Jusqu’au 4 mars, le musée national du Moyen Âge présente « L’art du jeu / Le jeu dans l’art », belle exposition qui retrace l’histoire des jeux de table de Babylone à la Renaissance en confrontant trésors princiers et trouvailles archéologiques.
La part du jeu dans les activités humaines est trop souvent sous-estimée, quoique des vies s’y jouent parfois, ou que plus fréquemment des fortunes s’y dissipent ou s’y amassent. 600 millions d’euros pour les paris sportifs, plus d’un milliard pour les paris hippiques, 8,7 milliards pour le poker, tel était le bilan 2011 des « jeux en ligne autorisés » en France (compte non tenu des quelque 600 sites illégaux recensés par l’ARJEL). Aucune donnée comparable n’existe évidemment pour le Moyen Âge, mais les trouvères auteurs de Garin de Montglane (XIIIe siècle) n’hésitaient pas à représenter Charlemagne jouant la France aux échecs ! On doit à Rabelais une précieuse liste de 217 jeux qu’il fait pratiquer à Gargantua. Les 34 premiers sont des jeux de cartes, les 20 suivants des jeux de table, qui se menaient sur des échiquiers ou tabliers, plaisamment surnommés par les moines « Évangiles de bois » et quelquefois aménagés sur des plats de reliure, comme on peut le voir au musée de Cluny.

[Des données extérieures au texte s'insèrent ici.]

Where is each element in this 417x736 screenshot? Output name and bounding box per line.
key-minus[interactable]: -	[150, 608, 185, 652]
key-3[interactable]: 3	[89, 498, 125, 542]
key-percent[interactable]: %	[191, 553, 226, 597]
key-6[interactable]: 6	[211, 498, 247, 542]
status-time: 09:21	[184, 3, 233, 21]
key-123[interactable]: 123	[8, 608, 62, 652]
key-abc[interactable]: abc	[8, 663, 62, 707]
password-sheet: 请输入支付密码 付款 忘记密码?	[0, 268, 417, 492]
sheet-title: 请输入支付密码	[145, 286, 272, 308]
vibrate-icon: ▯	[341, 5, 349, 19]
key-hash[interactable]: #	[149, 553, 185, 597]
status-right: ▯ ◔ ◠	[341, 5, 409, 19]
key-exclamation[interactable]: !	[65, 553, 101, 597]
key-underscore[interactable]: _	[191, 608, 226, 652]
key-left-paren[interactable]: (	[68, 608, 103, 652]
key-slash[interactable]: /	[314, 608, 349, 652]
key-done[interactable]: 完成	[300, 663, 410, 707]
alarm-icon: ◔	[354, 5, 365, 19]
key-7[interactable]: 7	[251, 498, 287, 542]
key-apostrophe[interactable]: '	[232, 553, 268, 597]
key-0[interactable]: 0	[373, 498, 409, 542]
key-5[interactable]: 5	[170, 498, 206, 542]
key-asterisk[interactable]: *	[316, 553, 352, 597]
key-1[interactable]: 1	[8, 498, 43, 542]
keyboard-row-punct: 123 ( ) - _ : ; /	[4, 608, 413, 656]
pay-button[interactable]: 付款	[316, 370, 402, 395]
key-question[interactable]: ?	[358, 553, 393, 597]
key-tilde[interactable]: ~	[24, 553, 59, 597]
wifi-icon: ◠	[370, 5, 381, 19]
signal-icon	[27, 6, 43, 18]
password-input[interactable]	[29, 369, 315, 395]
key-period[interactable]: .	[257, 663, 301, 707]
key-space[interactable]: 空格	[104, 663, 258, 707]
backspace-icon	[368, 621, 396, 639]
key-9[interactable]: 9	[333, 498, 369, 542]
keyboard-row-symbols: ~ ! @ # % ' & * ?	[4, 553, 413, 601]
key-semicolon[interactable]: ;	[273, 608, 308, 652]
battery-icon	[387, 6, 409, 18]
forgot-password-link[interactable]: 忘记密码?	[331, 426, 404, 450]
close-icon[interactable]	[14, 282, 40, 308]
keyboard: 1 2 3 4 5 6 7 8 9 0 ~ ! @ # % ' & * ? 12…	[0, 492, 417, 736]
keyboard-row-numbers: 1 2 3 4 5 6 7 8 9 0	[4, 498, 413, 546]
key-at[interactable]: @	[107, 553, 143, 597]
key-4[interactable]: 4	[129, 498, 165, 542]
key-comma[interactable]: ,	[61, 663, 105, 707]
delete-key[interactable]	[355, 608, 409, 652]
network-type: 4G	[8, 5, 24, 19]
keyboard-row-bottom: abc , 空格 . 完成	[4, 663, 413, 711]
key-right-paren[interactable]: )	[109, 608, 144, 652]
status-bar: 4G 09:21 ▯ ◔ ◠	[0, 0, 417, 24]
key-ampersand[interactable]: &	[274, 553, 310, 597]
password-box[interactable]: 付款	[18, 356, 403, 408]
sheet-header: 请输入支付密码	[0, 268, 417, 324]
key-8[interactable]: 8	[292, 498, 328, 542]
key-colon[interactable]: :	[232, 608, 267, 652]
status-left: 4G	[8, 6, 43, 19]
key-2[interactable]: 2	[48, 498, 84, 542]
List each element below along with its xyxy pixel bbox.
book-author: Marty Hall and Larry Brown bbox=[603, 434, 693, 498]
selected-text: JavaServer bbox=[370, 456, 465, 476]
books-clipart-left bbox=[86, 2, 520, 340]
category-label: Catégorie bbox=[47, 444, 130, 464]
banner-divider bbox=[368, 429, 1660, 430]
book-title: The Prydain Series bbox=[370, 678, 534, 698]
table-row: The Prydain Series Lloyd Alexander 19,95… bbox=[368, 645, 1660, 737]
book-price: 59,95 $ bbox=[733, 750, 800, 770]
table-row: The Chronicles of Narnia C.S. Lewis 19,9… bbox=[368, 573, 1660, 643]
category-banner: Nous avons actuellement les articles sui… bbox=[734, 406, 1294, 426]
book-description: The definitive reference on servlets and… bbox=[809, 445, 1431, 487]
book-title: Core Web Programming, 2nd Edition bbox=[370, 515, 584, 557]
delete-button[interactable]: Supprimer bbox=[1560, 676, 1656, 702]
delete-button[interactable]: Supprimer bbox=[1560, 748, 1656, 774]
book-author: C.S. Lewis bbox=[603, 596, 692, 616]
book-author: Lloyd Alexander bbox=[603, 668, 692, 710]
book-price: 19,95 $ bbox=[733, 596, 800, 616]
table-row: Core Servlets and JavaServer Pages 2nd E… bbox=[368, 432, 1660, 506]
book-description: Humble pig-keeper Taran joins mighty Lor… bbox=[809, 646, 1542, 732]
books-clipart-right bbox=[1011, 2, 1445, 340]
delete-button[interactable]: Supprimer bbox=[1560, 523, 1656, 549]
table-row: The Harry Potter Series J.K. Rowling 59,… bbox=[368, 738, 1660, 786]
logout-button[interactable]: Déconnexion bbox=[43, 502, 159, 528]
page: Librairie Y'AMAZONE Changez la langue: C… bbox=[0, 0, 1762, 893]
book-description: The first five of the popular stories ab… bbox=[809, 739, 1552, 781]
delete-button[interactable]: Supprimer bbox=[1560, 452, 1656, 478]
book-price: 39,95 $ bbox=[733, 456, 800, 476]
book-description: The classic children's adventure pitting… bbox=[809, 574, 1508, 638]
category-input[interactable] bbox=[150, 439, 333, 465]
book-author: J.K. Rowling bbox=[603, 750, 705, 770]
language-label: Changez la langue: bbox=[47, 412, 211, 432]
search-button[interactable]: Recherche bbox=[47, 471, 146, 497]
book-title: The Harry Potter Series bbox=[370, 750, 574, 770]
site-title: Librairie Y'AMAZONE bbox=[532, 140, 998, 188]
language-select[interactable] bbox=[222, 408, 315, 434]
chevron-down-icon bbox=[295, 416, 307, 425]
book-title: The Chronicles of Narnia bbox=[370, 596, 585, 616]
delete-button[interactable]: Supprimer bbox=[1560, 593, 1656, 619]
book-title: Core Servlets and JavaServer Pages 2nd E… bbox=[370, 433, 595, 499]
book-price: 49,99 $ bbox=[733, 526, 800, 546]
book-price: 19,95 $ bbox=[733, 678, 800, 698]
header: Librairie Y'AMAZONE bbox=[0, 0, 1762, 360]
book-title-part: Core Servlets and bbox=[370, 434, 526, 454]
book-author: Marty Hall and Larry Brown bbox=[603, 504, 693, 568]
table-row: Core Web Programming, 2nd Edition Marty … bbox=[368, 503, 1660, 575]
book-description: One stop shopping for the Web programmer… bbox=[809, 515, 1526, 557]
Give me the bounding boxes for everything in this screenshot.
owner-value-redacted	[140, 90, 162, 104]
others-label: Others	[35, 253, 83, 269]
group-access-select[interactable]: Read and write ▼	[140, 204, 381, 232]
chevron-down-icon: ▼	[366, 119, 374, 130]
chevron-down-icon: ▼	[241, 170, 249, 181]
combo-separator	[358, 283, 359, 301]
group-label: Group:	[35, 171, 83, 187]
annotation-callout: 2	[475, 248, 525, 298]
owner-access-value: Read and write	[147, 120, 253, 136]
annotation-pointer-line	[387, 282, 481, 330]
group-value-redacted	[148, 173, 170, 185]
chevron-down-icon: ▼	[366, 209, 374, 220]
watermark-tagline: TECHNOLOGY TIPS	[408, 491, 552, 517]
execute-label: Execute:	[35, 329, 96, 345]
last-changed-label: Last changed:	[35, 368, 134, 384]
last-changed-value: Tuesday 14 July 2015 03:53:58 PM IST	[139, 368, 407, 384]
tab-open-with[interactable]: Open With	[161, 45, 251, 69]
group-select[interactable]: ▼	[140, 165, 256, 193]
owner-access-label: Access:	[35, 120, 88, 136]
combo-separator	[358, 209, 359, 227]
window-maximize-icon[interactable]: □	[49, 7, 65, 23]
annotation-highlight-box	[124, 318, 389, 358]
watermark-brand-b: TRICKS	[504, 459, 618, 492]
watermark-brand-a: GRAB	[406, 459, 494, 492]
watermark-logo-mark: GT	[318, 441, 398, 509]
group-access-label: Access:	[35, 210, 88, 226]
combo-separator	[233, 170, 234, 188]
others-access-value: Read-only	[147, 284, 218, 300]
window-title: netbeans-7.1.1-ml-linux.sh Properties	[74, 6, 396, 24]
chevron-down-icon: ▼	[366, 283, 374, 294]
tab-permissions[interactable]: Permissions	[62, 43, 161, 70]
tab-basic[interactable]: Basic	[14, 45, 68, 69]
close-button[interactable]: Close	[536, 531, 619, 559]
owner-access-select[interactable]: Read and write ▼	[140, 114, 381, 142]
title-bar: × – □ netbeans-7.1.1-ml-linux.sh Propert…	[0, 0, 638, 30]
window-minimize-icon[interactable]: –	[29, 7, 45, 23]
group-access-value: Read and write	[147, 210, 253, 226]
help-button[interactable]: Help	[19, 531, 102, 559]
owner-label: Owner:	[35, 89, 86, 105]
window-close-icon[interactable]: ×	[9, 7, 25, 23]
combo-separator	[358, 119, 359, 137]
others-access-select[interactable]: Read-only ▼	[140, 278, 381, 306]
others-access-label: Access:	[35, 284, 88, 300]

Tout chargé qu’il était d’appliquer la prohibition de ces jeux par l’Église, le clergé n’était pas le dernier à « desployer force chartes, force dez, et renfort de tabliers ». Sur ce qu’étaient les jeux des paysans et du menu peuple des villes, il va de soi que les documents sont beaucoup plus rares que du côté des élites princières, exigeant les matières les plus luxueuses pour leurs pièces et leurs plateaux d’échecs et de trictrac, dont cette exposition présente des spécimens tous remarquables par leur travail ou leur ancienneté. N’y avait-il pas dans ces objets quelque magie ? « Quand elle vit que les échecs eux-mêmes jouaient contre elle sans l’aide d’autrui, elle se mit en grande peine de jouer subtilement pour voir quelle en serait la fin, et elle savait des jeux d’échecs plus que femme de ce temps, mais elle ne sut jouer si bien qu’elle ne fût matée en l’angle. » Dans ce récit du XIIIe siècle, Lancelot remportera la partie et l’échiquier qu’il fera parvenir à Guenièvre. À son tour, elle va jouer et perdre, quoique les barons l’aient déclarée « meilleure à ce jeu » qu’eux tous.
Réelle ou seulement souhaitée par les élites médiévales, cette place éminente (et souvent dominante) des femmes à la table de jeu forme l’un des plus utiles rappels de cette exposition, à côté d’apports nouveaux dus à l’archéologie et à d’autres recherches impossibles à résumer ici. Les jeux livrent beaucoup d’aperçus éclairants sur la culture des sociétés qui les pratiquent ou les modifient, affirmait à raison Huizinga dans son fameux Homo ludens (1938). On verra comme cette exposition donne tort à ce grand historien quant à son non moins célèbre Déclin du Moyen Âge (1919), mal informé d’ailleurs de ses développements capitalistes. Règles révisées du jeu d’échecs où la Farzin persane, peu à peu transformée en Fierce, Fierge ou Vierge, reçoit les prérogatives actuelles de la Reine, floraison et diffusion des cartes à jouer, sur un principe et un support lointainement issus de Chine et transmis par les Mamelouks et les Arabes, quel appétit de nouveauté ! De ce point de vue, cet « automne du Moyen Âge » comme ses prédécesseurs fut certainement moins « vieux jeu » qu’on ne le pense.